Students accepted to participate in Accelerate UConn are divided into teams comprised of a diverse makeup of people, which Project Manager Jennifer Murphy said provides a unique opportunity for team members to learn from each other and grow. Each team has different student pairings and a varying number of faculty members advising; some have an industry mentor also working with them to commercialize their new technology.  

Students who find market value potential in their technologies and ideas can apply for the Summer Fellowship Program, an eight-week program that students can complete as a paid internship, Murphy said. The students can receive a maximum of $5,000 from Accelerate UConn’s research fund.

Students who do not have a specific idea for a new technology, but want to gain experience from this program can join as an entrepreneurial lead, Murphy said.

“(An entrepreneurial lead) joins a particular and previously established research project that is looking for students to go through the program on behalf of that particular research program and that particular faculty member,” Murphy said. “They learn the science side and the business behind it.”

Daniel Yasoshima, a current graduate student who worked in the department of biomedical engineering as a senior, said he joined Accelerate UConn to gain experience in order to help develop his team’s specific technology, the patient bedside communication device.

“(The device) is a more efficient replacement of the call bell system at hospitals,” Yasoshima said.

The device offers various options for patients when they need to call a nurse while in a hospital, nursing home or while undergoing home care, Yasoshima said. UConn Health Services started to use the device this year.

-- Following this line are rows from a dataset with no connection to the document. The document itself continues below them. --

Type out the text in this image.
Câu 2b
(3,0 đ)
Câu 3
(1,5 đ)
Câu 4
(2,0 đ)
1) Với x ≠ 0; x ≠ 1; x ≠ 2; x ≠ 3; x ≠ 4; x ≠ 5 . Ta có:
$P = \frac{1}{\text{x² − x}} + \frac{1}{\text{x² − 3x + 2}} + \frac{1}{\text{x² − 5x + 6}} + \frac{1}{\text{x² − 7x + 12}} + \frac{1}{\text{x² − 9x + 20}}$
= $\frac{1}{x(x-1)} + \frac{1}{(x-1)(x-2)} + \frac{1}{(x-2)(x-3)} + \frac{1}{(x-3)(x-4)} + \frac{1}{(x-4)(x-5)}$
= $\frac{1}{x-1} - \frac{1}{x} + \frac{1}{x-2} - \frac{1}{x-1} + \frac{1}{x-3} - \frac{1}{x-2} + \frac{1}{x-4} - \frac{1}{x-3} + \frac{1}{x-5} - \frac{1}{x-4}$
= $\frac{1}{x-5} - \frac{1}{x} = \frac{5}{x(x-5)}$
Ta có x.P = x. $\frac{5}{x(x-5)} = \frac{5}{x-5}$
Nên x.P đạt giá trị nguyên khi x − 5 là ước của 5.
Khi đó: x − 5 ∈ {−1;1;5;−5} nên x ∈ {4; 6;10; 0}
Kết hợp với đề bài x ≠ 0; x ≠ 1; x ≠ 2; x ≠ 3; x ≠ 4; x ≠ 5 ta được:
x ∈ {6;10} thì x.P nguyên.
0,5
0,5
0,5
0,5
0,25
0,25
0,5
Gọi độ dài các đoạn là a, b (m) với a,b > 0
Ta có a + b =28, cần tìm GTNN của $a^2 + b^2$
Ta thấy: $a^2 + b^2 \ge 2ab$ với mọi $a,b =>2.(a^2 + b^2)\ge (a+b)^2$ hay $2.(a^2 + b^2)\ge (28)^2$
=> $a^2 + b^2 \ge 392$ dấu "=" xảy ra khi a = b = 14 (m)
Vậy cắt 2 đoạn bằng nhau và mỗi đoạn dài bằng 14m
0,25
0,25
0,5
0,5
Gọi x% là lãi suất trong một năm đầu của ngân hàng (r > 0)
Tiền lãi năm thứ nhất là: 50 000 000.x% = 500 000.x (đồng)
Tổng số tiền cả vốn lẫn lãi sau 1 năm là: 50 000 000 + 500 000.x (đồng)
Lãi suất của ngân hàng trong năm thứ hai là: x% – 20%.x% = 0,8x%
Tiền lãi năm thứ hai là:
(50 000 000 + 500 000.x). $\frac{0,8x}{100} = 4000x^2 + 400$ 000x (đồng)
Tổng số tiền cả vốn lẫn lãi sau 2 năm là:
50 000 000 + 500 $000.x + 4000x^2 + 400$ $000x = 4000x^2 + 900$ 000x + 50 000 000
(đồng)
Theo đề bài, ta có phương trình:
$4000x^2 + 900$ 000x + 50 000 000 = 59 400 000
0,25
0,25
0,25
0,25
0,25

“(The device) really has a wide range of use,” Yasoshima said.

John Campanelli, a graduate student and iConservationist (iConservationism is a field that aims to develop software that will help conserve plant communities) said he joined the program to gain experience in business and entrepreneurship in his field.

“The most important thing I learned from the program is the business aspect of any product,” Campanelli said. “It taught me about business issues I would have just never considered before.”